By 1962, Bell decided to devote his energies to working as a studio musician in New York and Los Angeles. He also helped design a number of electric guitar models with the company Danelectro for its Coral line of instruments, including the first electric 12-string guitar, and the electric sitar, which was used, not necessarily by Bell, on such hits as "Cry Like a Baby" by The Box Tops, "Green Tambourine" by The Lemon Pipers, "The Sounds of Silence" by Simon & Garfunkel and for artists such as The Four Seasons and Bob Dylan. He also recorded occasionally under his own name, his albums including The Soundtronic Guitar of Vincent Bell (Independent Record Company, 1960), Whistle Stop (Verve, 1964), and Pop Goes the Electric Sitar (Decca, 1967).

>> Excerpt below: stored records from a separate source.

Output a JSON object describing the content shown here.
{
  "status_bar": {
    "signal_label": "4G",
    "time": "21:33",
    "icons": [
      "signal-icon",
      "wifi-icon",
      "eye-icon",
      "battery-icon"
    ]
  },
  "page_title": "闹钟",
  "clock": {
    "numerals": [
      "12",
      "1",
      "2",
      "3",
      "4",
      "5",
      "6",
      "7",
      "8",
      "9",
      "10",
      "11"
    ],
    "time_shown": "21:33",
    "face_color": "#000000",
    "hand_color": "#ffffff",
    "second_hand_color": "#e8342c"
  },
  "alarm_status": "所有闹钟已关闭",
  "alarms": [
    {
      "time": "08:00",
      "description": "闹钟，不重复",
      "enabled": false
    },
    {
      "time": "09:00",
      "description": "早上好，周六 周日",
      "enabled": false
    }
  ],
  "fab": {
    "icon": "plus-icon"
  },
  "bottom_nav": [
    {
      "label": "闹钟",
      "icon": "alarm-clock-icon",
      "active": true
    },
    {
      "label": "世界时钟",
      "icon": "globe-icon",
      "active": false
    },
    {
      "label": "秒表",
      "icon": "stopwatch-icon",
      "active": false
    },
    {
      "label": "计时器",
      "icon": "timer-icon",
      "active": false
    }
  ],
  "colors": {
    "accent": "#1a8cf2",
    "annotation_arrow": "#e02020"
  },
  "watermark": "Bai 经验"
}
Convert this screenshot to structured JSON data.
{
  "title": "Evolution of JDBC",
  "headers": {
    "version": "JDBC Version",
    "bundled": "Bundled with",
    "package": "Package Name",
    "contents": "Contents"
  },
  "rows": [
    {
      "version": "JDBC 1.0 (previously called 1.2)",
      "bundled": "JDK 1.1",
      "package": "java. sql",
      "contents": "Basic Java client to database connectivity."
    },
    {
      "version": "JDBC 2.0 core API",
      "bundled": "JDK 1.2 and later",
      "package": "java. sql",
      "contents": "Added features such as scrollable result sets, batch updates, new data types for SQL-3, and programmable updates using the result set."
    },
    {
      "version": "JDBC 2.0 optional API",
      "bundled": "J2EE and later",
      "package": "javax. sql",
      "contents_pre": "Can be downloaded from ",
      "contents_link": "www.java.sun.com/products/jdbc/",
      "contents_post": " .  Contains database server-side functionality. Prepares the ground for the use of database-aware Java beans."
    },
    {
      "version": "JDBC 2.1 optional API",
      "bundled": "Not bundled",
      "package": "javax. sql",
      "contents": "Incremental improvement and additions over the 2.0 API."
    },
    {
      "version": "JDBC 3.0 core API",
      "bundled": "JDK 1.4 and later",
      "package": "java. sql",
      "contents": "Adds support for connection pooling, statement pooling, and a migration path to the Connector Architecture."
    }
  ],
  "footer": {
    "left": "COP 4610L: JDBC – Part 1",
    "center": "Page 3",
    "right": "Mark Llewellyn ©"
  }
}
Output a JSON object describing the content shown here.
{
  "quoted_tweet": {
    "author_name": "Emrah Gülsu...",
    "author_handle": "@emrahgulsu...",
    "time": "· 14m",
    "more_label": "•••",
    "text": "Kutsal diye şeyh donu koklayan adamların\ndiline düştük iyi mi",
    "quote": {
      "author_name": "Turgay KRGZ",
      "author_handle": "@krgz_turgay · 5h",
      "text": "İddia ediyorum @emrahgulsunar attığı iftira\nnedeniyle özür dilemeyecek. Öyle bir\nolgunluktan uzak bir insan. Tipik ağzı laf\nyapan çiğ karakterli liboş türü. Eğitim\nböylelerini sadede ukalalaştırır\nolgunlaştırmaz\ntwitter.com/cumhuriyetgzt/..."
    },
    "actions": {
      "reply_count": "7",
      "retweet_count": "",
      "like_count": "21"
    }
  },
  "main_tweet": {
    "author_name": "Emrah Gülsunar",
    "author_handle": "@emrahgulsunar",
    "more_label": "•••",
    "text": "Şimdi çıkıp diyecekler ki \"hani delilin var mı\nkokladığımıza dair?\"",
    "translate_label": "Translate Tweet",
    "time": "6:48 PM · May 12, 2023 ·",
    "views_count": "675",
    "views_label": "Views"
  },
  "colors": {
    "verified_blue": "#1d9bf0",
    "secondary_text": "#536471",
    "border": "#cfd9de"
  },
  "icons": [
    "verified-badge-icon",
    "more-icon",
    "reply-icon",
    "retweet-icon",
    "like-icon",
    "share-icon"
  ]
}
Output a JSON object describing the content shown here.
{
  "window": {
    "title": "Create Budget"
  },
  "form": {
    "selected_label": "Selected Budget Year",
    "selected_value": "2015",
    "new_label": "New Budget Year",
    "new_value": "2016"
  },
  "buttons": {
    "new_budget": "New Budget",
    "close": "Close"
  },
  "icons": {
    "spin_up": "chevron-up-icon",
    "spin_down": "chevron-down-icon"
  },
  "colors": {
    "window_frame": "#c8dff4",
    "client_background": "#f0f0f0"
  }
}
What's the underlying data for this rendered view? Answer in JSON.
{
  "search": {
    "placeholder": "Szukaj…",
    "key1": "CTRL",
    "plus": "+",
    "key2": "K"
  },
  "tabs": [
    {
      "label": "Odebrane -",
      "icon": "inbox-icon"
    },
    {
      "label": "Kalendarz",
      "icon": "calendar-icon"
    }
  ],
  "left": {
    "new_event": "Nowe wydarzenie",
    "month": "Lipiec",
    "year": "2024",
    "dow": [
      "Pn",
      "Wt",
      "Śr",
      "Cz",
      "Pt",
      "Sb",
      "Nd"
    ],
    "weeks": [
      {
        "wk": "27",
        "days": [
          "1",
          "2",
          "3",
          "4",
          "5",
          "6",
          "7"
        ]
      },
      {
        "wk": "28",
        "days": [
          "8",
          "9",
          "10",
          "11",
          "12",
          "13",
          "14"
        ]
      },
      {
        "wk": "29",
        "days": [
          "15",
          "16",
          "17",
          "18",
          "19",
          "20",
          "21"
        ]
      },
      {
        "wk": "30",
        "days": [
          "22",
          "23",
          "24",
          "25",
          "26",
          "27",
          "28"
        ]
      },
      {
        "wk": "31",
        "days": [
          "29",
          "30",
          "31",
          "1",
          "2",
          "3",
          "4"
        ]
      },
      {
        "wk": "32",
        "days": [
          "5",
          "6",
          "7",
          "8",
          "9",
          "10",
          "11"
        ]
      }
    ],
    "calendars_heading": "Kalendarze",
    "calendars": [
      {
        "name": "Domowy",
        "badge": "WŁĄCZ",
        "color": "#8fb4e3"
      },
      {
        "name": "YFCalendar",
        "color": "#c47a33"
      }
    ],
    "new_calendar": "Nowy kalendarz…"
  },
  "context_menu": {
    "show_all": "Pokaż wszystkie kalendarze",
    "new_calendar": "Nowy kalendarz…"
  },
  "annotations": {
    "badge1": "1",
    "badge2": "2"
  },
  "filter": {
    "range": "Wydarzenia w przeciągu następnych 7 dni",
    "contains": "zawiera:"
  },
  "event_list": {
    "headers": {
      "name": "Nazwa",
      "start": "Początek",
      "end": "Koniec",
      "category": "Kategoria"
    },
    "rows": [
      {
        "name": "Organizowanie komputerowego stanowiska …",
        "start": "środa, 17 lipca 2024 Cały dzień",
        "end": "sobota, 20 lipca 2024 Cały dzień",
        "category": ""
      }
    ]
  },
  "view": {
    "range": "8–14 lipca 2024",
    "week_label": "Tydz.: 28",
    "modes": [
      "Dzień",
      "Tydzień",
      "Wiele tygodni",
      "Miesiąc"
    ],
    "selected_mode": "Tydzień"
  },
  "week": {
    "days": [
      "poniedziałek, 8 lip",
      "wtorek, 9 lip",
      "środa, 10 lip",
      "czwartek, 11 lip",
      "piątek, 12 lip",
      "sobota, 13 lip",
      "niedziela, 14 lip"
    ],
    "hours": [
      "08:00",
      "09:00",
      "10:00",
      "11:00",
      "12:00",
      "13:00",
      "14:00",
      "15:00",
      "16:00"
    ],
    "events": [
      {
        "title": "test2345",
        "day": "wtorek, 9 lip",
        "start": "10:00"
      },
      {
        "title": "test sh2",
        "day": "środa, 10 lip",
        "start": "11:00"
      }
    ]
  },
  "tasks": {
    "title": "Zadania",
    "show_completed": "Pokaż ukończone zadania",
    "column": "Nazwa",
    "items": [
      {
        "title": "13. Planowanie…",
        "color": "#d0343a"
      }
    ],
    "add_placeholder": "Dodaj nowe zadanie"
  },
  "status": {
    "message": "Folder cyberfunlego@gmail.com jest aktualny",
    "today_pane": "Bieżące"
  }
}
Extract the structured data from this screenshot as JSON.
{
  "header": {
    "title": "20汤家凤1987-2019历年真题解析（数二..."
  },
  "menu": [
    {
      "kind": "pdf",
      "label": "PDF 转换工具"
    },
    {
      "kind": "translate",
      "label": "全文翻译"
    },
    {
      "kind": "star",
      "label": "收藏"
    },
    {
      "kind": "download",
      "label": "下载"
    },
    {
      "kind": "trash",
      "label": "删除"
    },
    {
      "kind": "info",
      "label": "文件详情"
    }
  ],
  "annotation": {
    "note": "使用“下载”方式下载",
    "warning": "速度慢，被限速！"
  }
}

Bell left his indelible mark on many recordings. He added the distinctive "chick" sound that comes of the end of each phrase on Dionne Warwick's "Walk On By" and also stands out on Frankie Valli's "Can't Take My Eyes Off of You." For one of Joe Harnell's albums, he combined a Greek bouzouki with electronics to produce the "bellzouki." Charles Fox leaned heavily on Bell for his score for the legendary Jane Fonda space sex kitten saga, Barbarella. Even Lester Lanin succumbed to Bell's spell, hiring him and Fox for his album, Narrowing the Generation Gap. Several decades later, his pedalboard tremolo was used to tremendous effect in the bass guitar part that leads off Angelo Badalamenti's atmospheric theme to David Lynch's television series, "Twin Peaks."
He recorded a cover of the love theme from the 1970 film, Airport. The last of these sold over one million copies and was awarded a gold disc. It also won a Grammy Award for Best Instrumental Composition in 1971, while Bell was nominated for Best Instrumental Performance. His work on television and radio commercial probably comprises over a thousand ads. He was voted Most Valuable Player on Electric Guitar seven times by the New York chapter of National Academy of Recording Arts and Sciences (NARAS) and given their Emeritus award in the late 80's. Throughout the years, Vinnie occasionally performed live with Peggy Lee, Sinatra, Barbra Streisand and others. By the '90s, he had played guitar or banjo in the Macy's annual New Year's Day Parade, for over 20 years.
Bell was one of the few session men to regularly rate a mention in an album's credits or liner notes, at least when his special effects were a major ingredient. On the other hand, for every credit, there were hundreds of sessions, ranging from Herman's Hermits to Perrey and Kingsley's landmark Now Sounds from Outer Space album, for which his name was never mentioned. The sight of Vinnie Bell's name on an album is usually a sure sign of something well worth a listen. Any fans of The Family Guy, will know the theme song. Vinnie Bell played guitar for that session.
Bell had been suffering from the effects of Alzheimer’s Disease for five years. He died peacefully in his sleep, October 3rd, 2019, in Tenafly, New Jersey at the age of 87.